Bu yürüyüş, yalnızca bir yarış değil; kapitalizmin sonsuz maratonunda, durmanın ölüm, devam etmenin ise yavaş bir tükeniş olduğu günümüz ritminin yıpratıcı alegorisi. “Biraz hızını düşür” diyen iç ses yerine, “Hızlan yoksa düşersin” diyen görünmez megafonların çağrısı. Çocukların “yola çıkar çıkmaz büyük insanlara dönüşmek zorunda bırakıldığı” bir çağın sinematik ağıtı.
Ve geriye şu soru kalıyor: Bu yürüyüşün sonunda kim kazanacak? Ya da, çok daha acısı: Aslında bir kazanan var mı?
Film bu soruyu cevaplamıyor çünkü cevabı hepimizin içinde zaten çınlıyor: Bu sistemde ödül, yolun sonu değil; insan kalmayı başarabilmek. Bazıları koşarak kazandığını sanırken, bazıları durmayı seçtiği için kaybettiğini düşünüyor. Oysa gerçek uyanış, bu maratonun saçmalığını fark ettiğiniz an başlıyor.

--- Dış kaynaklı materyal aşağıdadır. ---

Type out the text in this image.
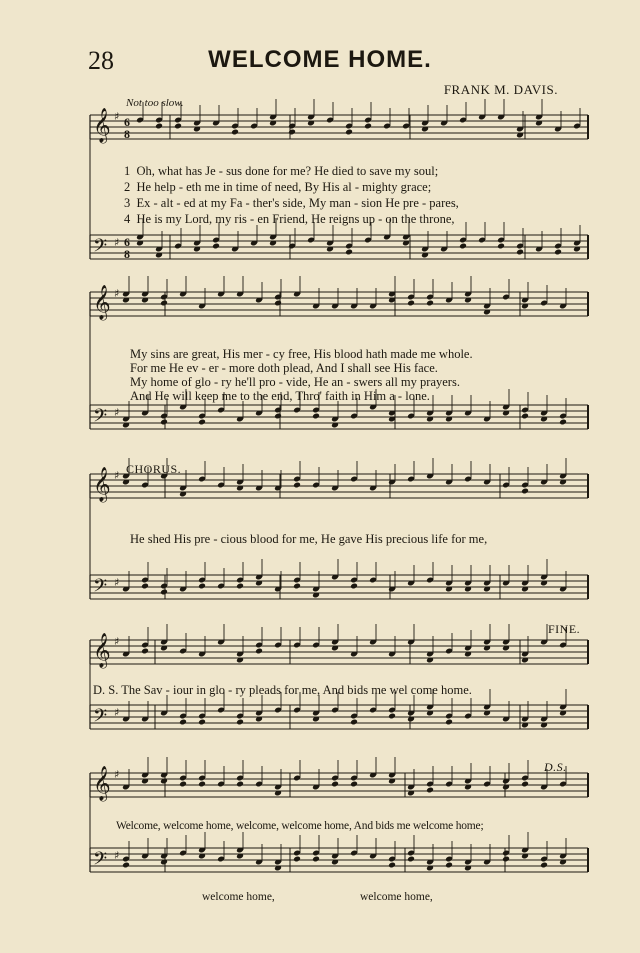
28	WELCOME HOME.
FRANK M. DAVIS.
Not too slow.
𝄞 ♯ 6
8
𝄢 ♯ 6
8
𝄞 ♯
𝄢 ♯
𝄞 ♯
𝄢 ♯
𝄞 ♯
𝄢 ♯
𝄞 ♯
𝄢 ♯
1 Oh, what has Je - sus done for me? He died to save my soul;
2 He help - eth me in time of need, By His al - mighty grace;
3 Ex - alt - ed at my Fa - ther's side, My man - sion He pre - pares,
4 He is my Lord, my ris - en Friend, He reigns up - on the throne,
My sins are great, His mer - cy free, His blood hath made me whole.
For me He ev - er - more doth plead, And I shall see His face.
My home of glo - ry he'll pro - vide, He an - swers all my prayers.
And He will keep me to the end, Thro' faith in Him a - lone.
CHORUS.
He shed His pre - cious blood for me, He gave His precious life for me,
FINE.
D. S. The Sav - iour in glo - ry pleads for me, And bids me wel come home.
D.S.
Welcome, welcome home, welcome, welcome home, And bids me welcome home;
welcome home,	welcome home,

“The Long Walk”, eksikleriyle, zaman zaman kendi alegorisine hainlik eden tercihleriyle yine de şunu hatırlatıyor: Kimi distopyalar dünyayı açıklamaz, o dünyanın açıklanamaz absürtlüğünü yüzümüze vurur.
Ve filmin sonunda, yarışmayı kazanan ve o yolun sisinde yürüyüş sırasında kaybolan genç adımları izlerken şu ürpertici düşünce ağır ağır çöker: Belki de en büyük distopya, hâlâ yürümeye devam etmemizdir.